Bir kâbus gibi üzerimize çöktü 2020.

Hâlâ asıl sebebi tam olarak açıklanamayan ve yarasa yediği iddia edilen bir Çinli kadının günah keçisi yapıldığı Covit-19 adlı salgınla savaşıyoruz. Birçok akrabamızı, dostumuzu, sevdiklerimizi bu virüse kurban verdik. Son nefeslerinde yanlarında olamadık, cenazelerine bile katılamadık.

Korku içinde evlere kapandık…

Üzerine ekonomik krizler, depremler, seller birbirini kovaladı…

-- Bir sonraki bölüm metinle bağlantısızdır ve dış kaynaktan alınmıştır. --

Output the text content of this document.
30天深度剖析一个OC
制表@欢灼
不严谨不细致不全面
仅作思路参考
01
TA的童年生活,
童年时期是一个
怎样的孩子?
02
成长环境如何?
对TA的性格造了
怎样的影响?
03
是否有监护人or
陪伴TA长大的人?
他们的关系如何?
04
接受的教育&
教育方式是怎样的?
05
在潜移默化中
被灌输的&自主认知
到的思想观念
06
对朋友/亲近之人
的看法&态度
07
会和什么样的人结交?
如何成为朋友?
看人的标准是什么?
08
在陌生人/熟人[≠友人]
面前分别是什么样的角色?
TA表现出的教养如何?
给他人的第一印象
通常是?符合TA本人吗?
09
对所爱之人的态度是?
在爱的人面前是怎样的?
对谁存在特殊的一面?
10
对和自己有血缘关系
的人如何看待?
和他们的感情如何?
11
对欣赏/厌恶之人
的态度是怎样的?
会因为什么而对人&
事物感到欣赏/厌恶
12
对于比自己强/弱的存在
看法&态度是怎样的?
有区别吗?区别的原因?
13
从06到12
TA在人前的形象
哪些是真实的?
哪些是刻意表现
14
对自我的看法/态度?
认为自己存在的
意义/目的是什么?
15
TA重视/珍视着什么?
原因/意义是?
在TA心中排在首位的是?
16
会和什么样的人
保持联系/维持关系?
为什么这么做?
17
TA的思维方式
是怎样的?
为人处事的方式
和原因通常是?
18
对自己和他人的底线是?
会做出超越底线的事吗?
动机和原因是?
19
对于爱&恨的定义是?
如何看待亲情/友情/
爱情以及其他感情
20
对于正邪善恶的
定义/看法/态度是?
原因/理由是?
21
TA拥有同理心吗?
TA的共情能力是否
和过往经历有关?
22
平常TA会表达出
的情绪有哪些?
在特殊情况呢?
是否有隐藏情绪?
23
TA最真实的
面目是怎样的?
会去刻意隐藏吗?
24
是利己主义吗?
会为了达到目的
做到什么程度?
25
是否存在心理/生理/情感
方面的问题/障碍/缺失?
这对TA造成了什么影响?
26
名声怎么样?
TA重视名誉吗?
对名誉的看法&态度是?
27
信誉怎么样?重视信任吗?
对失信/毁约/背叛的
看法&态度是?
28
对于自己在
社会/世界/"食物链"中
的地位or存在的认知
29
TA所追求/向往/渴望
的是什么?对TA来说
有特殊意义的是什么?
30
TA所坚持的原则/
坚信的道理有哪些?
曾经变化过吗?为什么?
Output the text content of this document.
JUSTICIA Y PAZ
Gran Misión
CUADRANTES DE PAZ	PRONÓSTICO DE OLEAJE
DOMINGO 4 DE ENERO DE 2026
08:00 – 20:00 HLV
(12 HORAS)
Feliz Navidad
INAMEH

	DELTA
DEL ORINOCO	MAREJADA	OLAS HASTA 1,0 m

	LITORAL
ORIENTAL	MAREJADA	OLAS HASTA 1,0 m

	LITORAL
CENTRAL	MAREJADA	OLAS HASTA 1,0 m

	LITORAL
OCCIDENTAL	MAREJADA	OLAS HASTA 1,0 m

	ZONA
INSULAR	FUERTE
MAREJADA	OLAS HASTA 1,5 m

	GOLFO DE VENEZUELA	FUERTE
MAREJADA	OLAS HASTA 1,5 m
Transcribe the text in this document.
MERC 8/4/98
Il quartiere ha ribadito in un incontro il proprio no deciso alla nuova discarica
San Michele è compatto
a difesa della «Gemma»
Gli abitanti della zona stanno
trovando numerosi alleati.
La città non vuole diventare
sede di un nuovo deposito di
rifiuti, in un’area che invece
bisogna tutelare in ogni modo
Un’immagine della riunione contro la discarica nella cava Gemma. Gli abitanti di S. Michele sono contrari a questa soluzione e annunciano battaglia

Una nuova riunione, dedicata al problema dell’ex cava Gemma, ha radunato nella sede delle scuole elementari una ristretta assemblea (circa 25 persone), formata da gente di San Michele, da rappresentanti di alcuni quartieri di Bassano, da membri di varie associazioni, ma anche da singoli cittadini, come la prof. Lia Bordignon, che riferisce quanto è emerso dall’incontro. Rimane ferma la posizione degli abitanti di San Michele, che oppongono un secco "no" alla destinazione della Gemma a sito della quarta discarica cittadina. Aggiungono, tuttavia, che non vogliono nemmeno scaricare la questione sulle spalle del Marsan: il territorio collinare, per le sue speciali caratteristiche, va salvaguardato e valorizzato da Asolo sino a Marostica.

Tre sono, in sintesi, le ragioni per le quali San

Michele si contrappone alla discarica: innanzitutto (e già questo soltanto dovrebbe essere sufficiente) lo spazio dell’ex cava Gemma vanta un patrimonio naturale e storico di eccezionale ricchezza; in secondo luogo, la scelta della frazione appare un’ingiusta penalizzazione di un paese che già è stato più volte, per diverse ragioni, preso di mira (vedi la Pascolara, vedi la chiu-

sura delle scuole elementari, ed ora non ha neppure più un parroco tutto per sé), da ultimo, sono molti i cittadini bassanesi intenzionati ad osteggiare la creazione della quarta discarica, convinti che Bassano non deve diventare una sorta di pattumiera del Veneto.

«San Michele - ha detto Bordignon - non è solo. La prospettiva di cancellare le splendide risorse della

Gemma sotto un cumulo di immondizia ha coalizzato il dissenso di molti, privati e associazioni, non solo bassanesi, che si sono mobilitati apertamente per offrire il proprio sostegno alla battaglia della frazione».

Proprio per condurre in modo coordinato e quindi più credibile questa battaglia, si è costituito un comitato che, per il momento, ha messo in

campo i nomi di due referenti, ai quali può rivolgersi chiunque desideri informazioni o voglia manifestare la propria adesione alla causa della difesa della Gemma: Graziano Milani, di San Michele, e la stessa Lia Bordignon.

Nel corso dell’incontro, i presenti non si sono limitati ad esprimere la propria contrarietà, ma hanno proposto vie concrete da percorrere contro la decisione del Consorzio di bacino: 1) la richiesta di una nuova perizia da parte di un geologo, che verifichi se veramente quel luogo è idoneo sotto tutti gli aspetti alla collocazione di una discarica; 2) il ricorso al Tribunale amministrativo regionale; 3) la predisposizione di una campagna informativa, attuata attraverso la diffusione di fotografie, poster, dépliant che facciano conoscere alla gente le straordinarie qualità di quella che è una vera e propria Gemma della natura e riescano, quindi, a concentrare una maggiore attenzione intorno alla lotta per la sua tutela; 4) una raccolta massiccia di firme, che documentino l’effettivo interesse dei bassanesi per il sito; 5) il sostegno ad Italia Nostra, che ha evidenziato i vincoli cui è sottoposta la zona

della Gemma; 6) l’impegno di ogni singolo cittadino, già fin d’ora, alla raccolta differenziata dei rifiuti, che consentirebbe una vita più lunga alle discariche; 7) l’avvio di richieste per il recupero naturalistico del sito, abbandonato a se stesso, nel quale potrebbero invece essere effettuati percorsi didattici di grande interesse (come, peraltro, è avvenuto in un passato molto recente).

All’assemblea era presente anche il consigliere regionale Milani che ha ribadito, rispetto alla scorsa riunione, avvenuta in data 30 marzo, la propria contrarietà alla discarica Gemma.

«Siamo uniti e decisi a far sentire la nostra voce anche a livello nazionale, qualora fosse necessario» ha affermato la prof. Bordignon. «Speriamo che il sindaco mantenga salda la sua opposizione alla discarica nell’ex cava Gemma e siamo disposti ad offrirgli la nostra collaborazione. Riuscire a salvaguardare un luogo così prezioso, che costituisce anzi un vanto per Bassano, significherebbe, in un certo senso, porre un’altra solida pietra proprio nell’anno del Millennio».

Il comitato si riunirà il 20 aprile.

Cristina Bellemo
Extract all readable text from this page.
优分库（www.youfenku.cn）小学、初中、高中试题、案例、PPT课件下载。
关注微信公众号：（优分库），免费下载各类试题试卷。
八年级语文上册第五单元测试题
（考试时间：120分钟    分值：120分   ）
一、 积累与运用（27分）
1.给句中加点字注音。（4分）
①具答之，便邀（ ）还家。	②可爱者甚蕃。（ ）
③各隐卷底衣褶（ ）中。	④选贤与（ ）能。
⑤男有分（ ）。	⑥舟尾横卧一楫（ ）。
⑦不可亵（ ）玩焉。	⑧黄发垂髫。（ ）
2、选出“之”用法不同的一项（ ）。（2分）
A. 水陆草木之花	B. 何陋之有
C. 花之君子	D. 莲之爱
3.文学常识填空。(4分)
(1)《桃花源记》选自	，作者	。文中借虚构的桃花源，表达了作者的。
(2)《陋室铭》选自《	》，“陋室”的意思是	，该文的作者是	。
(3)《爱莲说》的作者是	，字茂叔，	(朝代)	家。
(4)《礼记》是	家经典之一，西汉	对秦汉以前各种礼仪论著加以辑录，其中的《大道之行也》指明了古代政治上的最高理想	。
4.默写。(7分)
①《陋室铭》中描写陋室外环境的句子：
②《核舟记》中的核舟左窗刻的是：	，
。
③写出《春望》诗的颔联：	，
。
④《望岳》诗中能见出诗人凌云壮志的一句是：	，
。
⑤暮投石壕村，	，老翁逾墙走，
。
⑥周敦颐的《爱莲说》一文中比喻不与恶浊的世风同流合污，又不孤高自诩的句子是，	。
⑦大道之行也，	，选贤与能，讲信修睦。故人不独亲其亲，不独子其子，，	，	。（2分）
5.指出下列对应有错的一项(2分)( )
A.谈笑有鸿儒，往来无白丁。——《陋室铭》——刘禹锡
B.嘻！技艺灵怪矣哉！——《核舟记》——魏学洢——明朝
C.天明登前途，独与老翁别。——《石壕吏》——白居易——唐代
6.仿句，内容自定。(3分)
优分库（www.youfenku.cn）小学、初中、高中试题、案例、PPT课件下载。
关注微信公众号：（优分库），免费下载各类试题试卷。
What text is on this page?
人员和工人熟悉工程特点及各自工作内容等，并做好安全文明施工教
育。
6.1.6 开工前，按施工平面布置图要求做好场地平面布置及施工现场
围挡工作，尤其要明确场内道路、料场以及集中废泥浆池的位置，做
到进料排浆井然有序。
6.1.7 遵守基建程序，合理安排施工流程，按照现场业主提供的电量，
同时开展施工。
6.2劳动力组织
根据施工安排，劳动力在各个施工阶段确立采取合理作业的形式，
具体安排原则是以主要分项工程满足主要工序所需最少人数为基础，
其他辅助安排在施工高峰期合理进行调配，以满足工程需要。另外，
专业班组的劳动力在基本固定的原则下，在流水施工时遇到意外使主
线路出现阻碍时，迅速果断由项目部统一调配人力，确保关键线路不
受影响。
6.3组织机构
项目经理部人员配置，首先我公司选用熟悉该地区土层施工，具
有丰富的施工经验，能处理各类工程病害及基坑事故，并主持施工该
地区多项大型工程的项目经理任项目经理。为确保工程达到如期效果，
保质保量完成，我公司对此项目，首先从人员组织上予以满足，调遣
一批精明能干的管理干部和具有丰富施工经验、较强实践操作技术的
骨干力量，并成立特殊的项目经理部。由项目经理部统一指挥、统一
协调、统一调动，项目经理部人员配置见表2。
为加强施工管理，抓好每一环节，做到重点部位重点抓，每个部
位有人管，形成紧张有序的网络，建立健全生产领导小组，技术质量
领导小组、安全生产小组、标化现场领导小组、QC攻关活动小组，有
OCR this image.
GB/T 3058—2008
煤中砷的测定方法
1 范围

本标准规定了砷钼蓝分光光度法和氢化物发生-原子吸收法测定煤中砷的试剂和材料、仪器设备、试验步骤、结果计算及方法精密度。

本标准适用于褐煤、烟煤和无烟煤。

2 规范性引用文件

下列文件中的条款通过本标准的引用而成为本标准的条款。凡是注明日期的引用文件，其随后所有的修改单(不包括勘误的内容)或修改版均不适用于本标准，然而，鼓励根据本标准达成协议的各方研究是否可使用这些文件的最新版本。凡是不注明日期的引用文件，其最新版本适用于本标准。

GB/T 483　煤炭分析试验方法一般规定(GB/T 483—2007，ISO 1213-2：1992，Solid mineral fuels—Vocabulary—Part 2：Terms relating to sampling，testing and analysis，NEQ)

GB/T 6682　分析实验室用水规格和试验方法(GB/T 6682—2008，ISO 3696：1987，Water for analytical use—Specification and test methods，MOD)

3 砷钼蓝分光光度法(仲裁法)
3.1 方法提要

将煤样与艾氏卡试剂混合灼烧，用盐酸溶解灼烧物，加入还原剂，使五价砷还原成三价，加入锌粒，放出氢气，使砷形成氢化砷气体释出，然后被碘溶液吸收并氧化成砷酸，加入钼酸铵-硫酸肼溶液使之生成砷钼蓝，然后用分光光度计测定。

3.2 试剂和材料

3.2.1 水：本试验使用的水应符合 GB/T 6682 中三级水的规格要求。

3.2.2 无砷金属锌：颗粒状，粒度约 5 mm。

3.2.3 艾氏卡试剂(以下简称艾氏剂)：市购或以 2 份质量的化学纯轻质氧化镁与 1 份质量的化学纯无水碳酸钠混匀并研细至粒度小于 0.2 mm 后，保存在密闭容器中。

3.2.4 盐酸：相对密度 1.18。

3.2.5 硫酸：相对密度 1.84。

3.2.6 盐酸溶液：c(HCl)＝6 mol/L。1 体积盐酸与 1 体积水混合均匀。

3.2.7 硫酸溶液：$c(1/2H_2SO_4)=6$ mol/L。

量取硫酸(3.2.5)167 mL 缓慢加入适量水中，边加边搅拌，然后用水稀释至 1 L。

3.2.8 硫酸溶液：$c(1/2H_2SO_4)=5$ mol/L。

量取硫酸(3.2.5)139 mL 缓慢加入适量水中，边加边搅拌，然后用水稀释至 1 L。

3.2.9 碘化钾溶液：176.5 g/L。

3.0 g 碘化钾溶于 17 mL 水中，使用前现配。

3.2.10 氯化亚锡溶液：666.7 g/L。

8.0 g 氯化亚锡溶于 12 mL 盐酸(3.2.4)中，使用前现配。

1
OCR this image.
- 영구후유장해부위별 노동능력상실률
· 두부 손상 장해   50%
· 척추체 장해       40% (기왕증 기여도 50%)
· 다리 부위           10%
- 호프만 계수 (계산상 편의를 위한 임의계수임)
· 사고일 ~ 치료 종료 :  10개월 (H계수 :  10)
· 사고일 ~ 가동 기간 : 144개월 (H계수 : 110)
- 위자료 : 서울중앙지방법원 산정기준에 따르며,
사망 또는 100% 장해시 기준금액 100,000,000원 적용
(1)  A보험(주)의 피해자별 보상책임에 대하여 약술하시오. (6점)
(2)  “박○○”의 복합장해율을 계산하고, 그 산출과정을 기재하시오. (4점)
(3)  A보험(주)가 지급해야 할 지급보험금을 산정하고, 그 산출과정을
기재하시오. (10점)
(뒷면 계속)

İçimize içimize akıttık gözyaşlarımızı…

Bu süreçte yaşam şeklimiz ve birçok alışkanlığımız değişti. Kimi alışkanlıklarımız kendi isteğimizle değişti, kimi de dünyanın her yerinde salgını fırsata çeviren yöneticilerin kendi hayat görüşlerini dayatmaları sebebiyle…

Ve özellikle ülkemizde İBAN'ın ne olduğunu öğrenmeyen kalmadı…

Salgın, aşı, ilaç, siyasi kriz ve ekonomik çöküş derken üzerine bir de kuraklık eklendi ve bir şekilde bu yılın sonuna geldik…

Uzmanlar dünya genelinde daha kötü salgınların, hastalıkların ve olayların beklendiğini söylüyor.

Ülkemizdeki kuraklığın da gelecek yaz aylarında susuzluk ve gıda krizi olarak karşımıza çıkacağını düşünüce afakanlar basmıyor değil hani.

Görünen o ki, virüs başta olmak üzere siyasi çapsızlıktan kaynaklananlar dâhil 2020'de başlayan bütün sorunlar ve etkileri gelecek senenin ilk altı ayına kadar devam edecek, ikinci altı ayı ise ne kadar sorunu çözüme ulaştırdığımıza göre şekillenecek.

Yani sosyal medyada ,"2020 yılı altı ay uzatıldı" şeklinde çevrilen geyik muhabbeti pek de yalan değil.

Neyse umudunuzu tüketmeyin kıymetli dostlar; iyi düşünelim(ve tabi ki çalışalım) ki iyi olsun…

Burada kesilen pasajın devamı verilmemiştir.